I was a software developer for a long time. It has taken decades and billions of dollars of wasted effort for the software profession to understand the perils of Big Picture Thinking. Software requires perfection. Perfect syntax. Perfect logic. Perfect synergy between parts of a system. Strategy does indeed matter, but it is an empty shell without the logistics that give it life. For years, companies led by Big Egos harboring Big Pictures tried to merge and acquire and grow, assuming that all the gears under the hood — the technology — could be made to mesh. In the end, they were grafting tomato plants to apple trees. Tomatoes might be called “love apples”, but it just doesn’t work.

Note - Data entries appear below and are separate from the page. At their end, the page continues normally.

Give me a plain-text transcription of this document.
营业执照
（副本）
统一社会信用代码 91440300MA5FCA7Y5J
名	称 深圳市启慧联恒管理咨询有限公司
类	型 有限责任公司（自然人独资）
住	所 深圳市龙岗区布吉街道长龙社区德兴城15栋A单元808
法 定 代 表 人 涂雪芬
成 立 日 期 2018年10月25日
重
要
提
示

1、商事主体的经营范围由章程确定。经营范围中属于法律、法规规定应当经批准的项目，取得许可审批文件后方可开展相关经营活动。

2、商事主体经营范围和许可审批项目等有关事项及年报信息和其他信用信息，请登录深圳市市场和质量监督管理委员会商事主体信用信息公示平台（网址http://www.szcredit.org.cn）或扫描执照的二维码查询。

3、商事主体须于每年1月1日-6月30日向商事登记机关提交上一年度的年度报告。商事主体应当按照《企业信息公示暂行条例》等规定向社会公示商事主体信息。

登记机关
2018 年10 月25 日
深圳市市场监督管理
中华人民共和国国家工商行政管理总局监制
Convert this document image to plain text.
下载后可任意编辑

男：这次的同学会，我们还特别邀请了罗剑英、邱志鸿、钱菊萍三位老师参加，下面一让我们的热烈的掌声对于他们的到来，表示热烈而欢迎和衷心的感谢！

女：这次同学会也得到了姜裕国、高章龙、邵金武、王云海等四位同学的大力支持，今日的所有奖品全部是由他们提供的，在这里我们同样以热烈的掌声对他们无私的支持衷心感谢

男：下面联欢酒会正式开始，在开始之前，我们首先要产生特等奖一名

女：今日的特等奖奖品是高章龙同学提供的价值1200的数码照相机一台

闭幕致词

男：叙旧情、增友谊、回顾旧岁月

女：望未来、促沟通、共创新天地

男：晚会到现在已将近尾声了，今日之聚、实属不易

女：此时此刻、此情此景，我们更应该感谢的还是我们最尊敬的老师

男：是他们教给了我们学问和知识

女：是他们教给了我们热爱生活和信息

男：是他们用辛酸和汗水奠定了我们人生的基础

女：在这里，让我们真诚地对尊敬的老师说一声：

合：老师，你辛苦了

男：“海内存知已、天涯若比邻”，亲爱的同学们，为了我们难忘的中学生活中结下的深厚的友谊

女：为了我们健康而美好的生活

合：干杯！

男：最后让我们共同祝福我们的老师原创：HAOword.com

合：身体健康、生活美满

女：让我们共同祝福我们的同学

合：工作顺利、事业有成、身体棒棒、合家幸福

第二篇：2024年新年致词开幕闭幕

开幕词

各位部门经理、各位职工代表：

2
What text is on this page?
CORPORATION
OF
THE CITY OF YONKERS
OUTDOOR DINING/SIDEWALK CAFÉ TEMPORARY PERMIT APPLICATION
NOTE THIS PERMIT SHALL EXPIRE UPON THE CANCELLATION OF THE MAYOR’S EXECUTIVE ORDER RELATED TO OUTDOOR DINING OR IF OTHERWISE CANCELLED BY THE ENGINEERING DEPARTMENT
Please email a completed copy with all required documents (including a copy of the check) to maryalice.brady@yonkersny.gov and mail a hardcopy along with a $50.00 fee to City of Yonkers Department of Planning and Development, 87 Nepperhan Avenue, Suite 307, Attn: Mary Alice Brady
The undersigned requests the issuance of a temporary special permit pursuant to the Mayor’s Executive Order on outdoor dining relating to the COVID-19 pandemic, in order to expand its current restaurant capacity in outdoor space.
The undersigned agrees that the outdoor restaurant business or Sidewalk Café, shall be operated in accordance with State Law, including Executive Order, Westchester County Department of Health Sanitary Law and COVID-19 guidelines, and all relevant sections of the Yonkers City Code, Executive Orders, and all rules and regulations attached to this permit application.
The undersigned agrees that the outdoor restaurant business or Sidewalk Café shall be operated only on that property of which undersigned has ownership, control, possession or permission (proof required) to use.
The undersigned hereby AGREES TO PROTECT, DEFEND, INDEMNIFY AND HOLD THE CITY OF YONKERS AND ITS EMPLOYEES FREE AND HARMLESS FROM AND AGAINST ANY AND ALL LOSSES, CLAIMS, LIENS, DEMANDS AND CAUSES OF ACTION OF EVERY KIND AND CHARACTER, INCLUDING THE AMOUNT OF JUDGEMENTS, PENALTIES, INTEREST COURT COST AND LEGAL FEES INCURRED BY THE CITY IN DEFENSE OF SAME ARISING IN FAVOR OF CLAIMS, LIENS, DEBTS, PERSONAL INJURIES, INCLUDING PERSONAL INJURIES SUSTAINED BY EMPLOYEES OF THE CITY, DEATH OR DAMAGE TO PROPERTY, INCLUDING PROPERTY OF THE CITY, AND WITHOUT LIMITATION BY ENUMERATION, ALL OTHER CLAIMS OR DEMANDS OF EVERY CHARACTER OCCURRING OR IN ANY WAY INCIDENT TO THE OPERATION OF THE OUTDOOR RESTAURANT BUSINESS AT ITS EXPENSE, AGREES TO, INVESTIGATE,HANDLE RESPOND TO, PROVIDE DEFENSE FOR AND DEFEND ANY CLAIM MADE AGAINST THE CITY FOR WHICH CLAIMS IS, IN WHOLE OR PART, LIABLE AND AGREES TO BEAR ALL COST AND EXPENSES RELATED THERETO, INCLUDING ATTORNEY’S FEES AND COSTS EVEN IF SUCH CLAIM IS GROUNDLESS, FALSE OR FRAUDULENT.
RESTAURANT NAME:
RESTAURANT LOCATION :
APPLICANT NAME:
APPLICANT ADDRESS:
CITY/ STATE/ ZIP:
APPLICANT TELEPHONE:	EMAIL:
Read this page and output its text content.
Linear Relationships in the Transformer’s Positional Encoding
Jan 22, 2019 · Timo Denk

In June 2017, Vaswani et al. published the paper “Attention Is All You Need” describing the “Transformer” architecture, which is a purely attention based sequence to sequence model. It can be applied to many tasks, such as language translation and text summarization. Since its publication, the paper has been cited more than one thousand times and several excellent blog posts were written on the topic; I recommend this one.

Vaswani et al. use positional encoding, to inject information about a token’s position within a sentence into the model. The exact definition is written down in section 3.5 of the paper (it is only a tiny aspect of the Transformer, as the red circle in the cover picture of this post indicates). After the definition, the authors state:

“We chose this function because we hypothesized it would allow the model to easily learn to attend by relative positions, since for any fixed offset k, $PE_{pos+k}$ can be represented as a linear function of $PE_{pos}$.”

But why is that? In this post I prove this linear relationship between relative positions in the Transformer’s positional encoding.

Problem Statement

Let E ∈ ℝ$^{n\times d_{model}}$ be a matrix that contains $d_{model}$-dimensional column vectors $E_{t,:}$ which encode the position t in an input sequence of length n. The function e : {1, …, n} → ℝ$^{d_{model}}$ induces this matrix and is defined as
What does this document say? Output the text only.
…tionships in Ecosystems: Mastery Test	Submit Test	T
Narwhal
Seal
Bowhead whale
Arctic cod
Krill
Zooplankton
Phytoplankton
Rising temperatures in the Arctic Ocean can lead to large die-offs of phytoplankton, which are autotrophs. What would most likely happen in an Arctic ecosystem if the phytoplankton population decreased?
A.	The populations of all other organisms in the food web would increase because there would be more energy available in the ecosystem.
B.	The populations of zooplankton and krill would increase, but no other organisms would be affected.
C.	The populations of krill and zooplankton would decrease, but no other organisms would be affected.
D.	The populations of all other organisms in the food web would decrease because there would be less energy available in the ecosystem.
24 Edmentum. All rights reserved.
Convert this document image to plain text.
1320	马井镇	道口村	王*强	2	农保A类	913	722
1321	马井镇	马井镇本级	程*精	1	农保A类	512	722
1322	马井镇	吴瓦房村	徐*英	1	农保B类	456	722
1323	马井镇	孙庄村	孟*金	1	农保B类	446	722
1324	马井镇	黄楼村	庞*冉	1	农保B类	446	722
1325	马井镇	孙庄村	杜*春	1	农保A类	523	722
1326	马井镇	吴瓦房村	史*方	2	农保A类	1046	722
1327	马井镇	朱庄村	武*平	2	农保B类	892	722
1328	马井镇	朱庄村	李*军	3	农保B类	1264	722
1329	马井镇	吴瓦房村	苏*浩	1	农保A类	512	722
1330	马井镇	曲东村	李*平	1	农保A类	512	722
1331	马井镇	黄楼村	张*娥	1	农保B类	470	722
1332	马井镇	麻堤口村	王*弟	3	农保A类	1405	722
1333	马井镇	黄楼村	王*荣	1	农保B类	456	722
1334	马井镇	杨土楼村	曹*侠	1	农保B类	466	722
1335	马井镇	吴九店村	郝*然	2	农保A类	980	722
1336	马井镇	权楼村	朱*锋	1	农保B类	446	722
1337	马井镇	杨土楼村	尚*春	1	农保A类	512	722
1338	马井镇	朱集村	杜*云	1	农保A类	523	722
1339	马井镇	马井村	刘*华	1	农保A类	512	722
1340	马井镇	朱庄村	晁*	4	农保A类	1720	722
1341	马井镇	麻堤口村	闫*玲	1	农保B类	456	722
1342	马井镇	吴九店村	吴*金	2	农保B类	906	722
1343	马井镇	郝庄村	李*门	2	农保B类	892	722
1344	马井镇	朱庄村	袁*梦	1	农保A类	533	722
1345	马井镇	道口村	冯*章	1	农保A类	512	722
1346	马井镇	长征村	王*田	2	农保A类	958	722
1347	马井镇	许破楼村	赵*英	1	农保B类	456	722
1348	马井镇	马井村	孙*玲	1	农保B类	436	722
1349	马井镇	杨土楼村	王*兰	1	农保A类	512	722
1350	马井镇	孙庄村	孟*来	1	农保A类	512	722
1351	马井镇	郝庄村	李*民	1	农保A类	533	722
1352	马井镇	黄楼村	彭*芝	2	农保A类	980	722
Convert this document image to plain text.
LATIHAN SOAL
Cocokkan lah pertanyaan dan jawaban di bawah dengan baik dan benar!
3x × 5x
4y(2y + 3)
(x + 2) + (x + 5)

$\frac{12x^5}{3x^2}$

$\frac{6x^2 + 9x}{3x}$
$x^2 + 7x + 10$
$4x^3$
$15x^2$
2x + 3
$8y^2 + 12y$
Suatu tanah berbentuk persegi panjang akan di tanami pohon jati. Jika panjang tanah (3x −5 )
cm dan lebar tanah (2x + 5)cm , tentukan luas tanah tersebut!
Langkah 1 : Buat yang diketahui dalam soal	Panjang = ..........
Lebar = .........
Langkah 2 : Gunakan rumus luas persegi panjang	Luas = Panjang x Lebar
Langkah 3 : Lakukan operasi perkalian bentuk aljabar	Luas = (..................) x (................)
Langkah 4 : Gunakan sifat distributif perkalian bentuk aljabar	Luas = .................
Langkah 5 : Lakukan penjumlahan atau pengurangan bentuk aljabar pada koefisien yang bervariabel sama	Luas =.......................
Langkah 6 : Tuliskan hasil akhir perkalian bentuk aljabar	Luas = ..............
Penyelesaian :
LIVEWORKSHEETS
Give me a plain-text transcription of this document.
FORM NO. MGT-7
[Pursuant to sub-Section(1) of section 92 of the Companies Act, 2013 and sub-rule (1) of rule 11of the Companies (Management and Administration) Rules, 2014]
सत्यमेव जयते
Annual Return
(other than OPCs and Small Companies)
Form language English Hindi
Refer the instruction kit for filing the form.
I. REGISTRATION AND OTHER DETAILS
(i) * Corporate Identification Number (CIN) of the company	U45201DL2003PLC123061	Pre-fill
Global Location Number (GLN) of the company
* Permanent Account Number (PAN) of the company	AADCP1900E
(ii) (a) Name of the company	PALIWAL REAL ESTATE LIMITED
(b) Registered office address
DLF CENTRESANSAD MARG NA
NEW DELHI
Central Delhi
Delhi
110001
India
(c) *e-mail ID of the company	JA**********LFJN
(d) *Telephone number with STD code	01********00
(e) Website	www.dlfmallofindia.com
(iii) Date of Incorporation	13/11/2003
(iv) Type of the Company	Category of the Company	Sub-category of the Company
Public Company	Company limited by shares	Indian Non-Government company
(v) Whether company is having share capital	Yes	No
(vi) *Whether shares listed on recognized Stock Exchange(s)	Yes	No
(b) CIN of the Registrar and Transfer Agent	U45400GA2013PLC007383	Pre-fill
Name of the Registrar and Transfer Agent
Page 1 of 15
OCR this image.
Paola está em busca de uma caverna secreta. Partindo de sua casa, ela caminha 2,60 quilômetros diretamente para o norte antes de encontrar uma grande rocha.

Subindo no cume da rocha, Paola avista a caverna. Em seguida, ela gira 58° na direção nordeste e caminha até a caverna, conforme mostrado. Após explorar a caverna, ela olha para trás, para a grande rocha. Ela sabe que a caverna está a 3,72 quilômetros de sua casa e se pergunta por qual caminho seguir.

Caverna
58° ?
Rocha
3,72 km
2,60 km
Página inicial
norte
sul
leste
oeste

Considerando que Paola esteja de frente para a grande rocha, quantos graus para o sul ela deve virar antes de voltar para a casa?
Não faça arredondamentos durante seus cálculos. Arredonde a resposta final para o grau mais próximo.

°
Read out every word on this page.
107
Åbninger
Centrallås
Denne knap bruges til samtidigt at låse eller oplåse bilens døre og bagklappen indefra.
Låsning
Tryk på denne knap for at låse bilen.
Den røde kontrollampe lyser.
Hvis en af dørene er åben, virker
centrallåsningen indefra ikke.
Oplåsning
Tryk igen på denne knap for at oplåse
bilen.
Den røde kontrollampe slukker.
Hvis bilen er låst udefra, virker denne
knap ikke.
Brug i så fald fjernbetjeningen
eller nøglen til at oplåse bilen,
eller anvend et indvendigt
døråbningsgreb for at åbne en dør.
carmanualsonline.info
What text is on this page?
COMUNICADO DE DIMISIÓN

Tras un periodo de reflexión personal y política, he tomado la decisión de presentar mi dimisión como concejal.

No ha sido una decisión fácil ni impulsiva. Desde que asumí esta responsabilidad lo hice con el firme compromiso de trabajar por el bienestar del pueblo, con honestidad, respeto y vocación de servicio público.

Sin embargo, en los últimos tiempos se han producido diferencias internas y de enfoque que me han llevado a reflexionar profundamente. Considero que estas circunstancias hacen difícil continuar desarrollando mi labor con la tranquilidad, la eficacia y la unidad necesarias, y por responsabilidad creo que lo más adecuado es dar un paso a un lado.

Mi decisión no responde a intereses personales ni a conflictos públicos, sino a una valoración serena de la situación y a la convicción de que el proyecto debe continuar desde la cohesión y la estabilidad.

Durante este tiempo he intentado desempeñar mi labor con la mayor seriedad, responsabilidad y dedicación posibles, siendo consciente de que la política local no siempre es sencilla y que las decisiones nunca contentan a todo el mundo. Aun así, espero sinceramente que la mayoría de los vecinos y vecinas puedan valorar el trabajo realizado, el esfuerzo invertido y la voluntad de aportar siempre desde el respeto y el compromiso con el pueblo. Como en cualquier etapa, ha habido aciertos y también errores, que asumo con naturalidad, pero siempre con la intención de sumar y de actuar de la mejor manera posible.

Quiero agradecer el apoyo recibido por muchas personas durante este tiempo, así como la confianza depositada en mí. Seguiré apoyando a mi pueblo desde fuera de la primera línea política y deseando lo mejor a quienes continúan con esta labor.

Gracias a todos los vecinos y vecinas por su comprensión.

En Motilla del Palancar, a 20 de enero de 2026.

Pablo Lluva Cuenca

In some cultures throughout history, people examined hands to parse royalty from subject, overseer from laborer. It is an empty, backward paradigm, steeped in pre-enlightened notions of power, rights and entitlement. To paraphrase a famous comedy, “Who elected you king? A farcical aquatic ceremony is no basis for a system of government!” Indeed, nobody elects kings. Kings, like all self-appointed Big Picture Thinkers, tend to emerge and self-perpetuate through the engine of unsubstantiated self-importance. In the real world, I prefer the counsel of the unassuming serf with the weathered hands, the person who understands that the edifice of success ultimately emerges one brick at a time, not through the magical incantations of large-minded fools. If you want to grow a garden, seek those folks. It’s not a bad way to grow a life either.
Sweat the details -- they’re what’s real.